Ngo Thi Kim Hoa est morte à la suite de trois injections de silicone destinées à augmenter le volume de ses seins. C’était en avril dernier. Elle avait 26 ans. Hoa a été transportée au service d’urgence d’un grand hôpital de Hanoï, mais il était déjà trop tard. Elle a succombé à une défaillance cardiaque et respiratoire. «Les victimes de ce genre d’accident peuvent être sauvées assez facilement si les vrais soins interviennent à temps, rappelle Le Nhan Tuan, inspecteur du Service de la santé de Hanoi. Mais les employés de l’établissement où elle était, le Phan Thi Kim Chi, manquent totalement d’expérience et de connaissances. Au lieu de l’envoyer immédiatement à l’hôpital, ils l’ont retenue dans leur clinique pour lui faire un massage, pensant qu’elle avait pris froid…» La patronne de ce salon, aujourd’hui en fuite, menait elle-même cette opération alors qu’elle n’avait aucune formation en la matière. Un avis de recherche a été lancé contre elle et le centre fermé immédiatement. Six mois plus tôt, les autorités avaient déjà exigé la fermeture de cet établissement qui pratiquait des opérations non autorisées.
Marché incontrôlé
Ce genre de fait divers est fréquent au Vietnam où hommes et femmes rêvent à des physiques occidentalisés. Les Vietnamiennes rêvent d’un corps mince (ce qui est leur cas) et de seins volumineux (ce qui est rare). Elles détestent leur nez «écrasé» et leurs paupières sans plis. Femmes ou hommes d’affaires croient que s’ils avaient des yeux plus grands ou une bouche plus large ils réussiraient mieux en affaires.

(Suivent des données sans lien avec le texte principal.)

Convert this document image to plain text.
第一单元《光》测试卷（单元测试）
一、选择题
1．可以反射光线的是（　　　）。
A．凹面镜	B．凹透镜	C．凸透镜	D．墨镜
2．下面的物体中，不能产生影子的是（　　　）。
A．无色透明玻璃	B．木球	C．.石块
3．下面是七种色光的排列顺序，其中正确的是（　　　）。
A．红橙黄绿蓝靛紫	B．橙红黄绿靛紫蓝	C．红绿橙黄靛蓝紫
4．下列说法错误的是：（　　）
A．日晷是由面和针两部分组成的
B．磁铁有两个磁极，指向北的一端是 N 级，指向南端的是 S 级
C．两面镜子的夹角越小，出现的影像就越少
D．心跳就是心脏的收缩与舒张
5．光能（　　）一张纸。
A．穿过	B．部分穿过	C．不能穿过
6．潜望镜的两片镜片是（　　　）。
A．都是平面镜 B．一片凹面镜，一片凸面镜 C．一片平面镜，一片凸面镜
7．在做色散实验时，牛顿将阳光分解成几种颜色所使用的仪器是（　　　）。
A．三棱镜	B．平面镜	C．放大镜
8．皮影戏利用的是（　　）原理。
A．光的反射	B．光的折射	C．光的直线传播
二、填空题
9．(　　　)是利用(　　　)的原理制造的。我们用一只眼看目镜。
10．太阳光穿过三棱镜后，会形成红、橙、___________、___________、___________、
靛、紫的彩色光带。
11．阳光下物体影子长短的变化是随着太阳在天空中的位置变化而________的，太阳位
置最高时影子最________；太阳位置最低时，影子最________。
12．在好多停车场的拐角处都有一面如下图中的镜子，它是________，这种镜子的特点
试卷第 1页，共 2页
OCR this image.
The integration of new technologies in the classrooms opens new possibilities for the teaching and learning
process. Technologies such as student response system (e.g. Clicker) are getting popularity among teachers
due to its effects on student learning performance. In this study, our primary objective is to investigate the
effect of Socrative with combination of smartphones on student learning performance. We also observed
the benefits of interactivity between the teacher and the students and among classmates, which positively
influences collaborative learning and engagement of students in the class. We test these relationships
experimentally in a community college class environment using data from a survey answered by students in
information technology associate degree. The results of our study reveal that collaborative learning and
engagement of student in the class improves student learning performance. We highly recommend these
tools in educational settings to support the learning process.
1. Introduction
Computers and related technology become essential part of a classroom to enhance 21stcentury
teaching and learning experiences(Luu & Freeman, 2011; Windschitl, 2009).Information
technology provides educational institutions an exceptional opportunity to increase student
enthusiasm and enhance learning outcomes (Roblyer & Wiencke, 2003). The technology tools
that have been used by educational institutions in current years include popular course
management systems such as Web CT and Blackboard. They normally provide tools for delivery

Hanoï compte 200 salons de beauté qui se sont en principe engagés à ne pas faire de chirurgie esthétique. Mais après à cette opération mortelle, les services de contrôle de l’État ont visité vingt de ces établissements : tous pratiquaient des opérations illégales. Parfois, ils engagent un médecin mais en général non spécialisé dans ce type de chirurgie. La capitale économique du Vietnam, Hochiminh-Ville, concentre aussi de nombreuses pseudo-cliniques clandestines. «Ces salons dépassent le cadre de leurs compétences, reconnaît l’inspecteur Le Nhan Tuan. Mais au Vietnam, le marché est tellement lucratif que des médecins n’hésitent pas à enfreindre la loi pour travailler avec ces salons illégaux. Ils peuvent être à l’origine ophtalmologues, dermatologues, orthopédistes, oto-rhino-laryngologistes et faire finalement de la chirurgie plastique.»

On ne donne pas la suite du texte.